IV OLIMPÍADA BRASILEIRA DE NEUROCIÊNCIAS: DIVULGAÇÃO E POPULARIZAÇÃO DAS NEUROCIÊNCIAS ENTRE ESTUDANTES DO ENSINO MÉDIO

Ingrid Moura de Oliveira¹, Alfred Sholl-Franco² ³ e Glaucio Aranha²

1- Graduanda  do Curso de Medicina da UFRJ, Rio de Janeiro, RJ; 2 – Pesquisador/Professor da Organização Ciências e Cognição, Rio de Janeiro, RJ; 3- Pesquisador/Professor do Instituto de Biofísica Carlos Chagas Filho – UFRJ, Rio de Janeiro, RJ

  • Introdução: As olimpíadas de neurociências são competições de neurociências para estudantes do ensino médio com idade entre 14 e 19 anos incompletos, que ocorrem internacionalmente desde 1998 e no Brasil desde a fundação do Comitê Brasileiro em 2013.
  • Objetivo: Nosso objetivo é apresentar os resultados da IV Olimpíada Brasileira de Neurociências (OBN; cienciasecognicao.org/brazilianbrainbee) e estimular a formação de novos Comitês Locais (CL) responsáveis pela realização de competições em todo o Brasil.
  • Métodos: O comitê nacional, coordenado pelo Prof. Alfred Sholl-Franco e pela Acadêmica de Medicina da UFRJ Ingrid Moura de Oliveira, é membro do comitê internacional (http://www.internationalbrainbee.com/) e conta com a participação de uma comissão científica composta por Professores e Pesquisadores em neurociências. Na IV OBN tivemos a participação de dois novos Comitês Locais (São Fidelis/RJ e Brasiliense/DF) e a reativação de outro Comitê Local (Ribeirão Preto/SP), elevando o número de competidores para 13. A competição nacional foi realizada no dia 14/05/2016, na cidade de São Paulo, das 12:00 às 18:00 h, no Centro de Educação em Saúde Abram Szajman (CESAS), localizado na unidade Francisco Morato do Hospital Albert Einstein.
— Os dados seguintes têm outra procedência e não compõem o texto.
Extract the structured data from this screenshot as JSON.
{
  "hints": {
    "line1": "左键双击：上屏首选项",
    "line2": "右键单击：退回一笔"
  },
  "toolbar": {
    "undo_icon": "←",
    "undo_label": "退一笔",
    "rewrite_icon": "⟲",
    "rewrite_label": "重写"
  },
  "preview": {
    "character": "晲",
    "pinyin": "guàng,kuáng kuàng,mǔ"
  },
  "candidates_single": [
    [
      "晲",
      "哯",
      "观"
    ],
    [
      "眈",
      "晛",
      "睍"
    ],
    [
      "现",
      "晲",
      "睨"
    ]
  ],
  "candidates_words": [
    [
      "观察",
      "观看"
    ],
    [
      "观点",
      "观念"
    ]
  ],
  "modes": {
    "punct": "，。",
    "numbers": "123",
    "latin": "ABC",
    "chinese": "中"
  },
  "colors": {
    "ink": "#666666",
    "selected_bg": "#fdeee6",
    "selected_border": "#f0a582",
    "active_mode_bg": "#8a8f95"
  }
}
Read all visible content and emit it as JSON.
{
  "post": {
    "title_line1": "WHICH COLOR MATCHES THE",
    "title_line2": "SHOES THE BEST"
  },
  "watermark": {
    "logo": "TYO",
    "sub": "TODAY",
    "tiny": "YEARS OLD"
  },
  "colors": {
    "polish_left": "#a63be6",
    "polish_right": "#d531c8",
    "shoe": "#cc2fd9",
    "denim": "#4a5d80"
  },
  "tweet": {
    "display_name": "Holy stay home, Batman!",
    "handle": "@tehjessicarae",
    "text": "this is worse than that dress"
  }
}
Os três primeiros colocados de cada Comitê Local foram classificados para a competição nacional: Lorrayne Isidoro Gonçalves, Danilo Maciel de Deus e Melo e Gabriela Marques Mendonça Lira pelo Comitê do Rio de Janeiro e Grande Rio/RJ; Thiago Garcia Varga, Laura Valqueíria Ramos Maita e Caroline Magalhães de Toledo pelo Comitê de São Paulo/SP; Breno Masi De Basi, Débora Souza Queiroz e Talles Gabriel Castellar Barroso pelo Comitê de Ribeirão Preto/SP; Caio Silva de Paula Cabral pelo Comitê São Fidélis/RJ; Fabrício Andrade Rodrigues, Kaleb Damarcena de Oliveira e Karen Kathleen Amorim Oliveira pelo Comitê Brasiliense/DF. Os exames aplicados durante a OBN foram compostos por questões teóricas e práticas (objetivas e discursivas), divididas em 5 categorias (neuroanatomia, neurohistologia, neurofisiologia, neurociências básicas e neurociências clínicas).
  • Resultados: A representante do Comitê do Rio de Janeiro Lorrayne Isidoro Gonçalves, estudante do 3º ano do Colégio Pedro II Engenho Novo, supervisionada pela Profa. Camila Marra, venceu a IV OBN e participou da Olimpíada Internacional de Neurociências (International Brain Bee – IBB; www.thebrainbee.org), realizada entre 30/06 e 04/07,  em Copenhagen (Dinamarca), durante o Fórum da Federação das Sociedades Européias de Neurociências (FENS, http://www.fens.org/). A IBB contou com a participação de 25 países e a representante brasileira obteve a 18ª colocação geral, ficando em segundo lugar no exame de diagnóstico clínico e em sexto lugar no exame de neuroanatomia.
  • Conclusões: A realização das olimpíadas de neurociências (locais e nacional) mostra que este tipo de atividade é muito importante para a divulgação das neurociências para alunos do ensino médio, motivando os jovens ao aprendizado das ciências e despertando vocações nas áreas humanas, tecnológicas e/ou biológicas que estudam ou interagem com as neurociências, tanto no nível básico como clínico.  
  • Apoio Financeiro: Organização Ciências e Cognição; IBCCF/UFRJ; PR-5/UFRJ, PROEXT-MEC/SESU, CNPq, CENSUPEG, ALBERT EINSTEIN – Sociedade Beneficente Israelita Brasileira.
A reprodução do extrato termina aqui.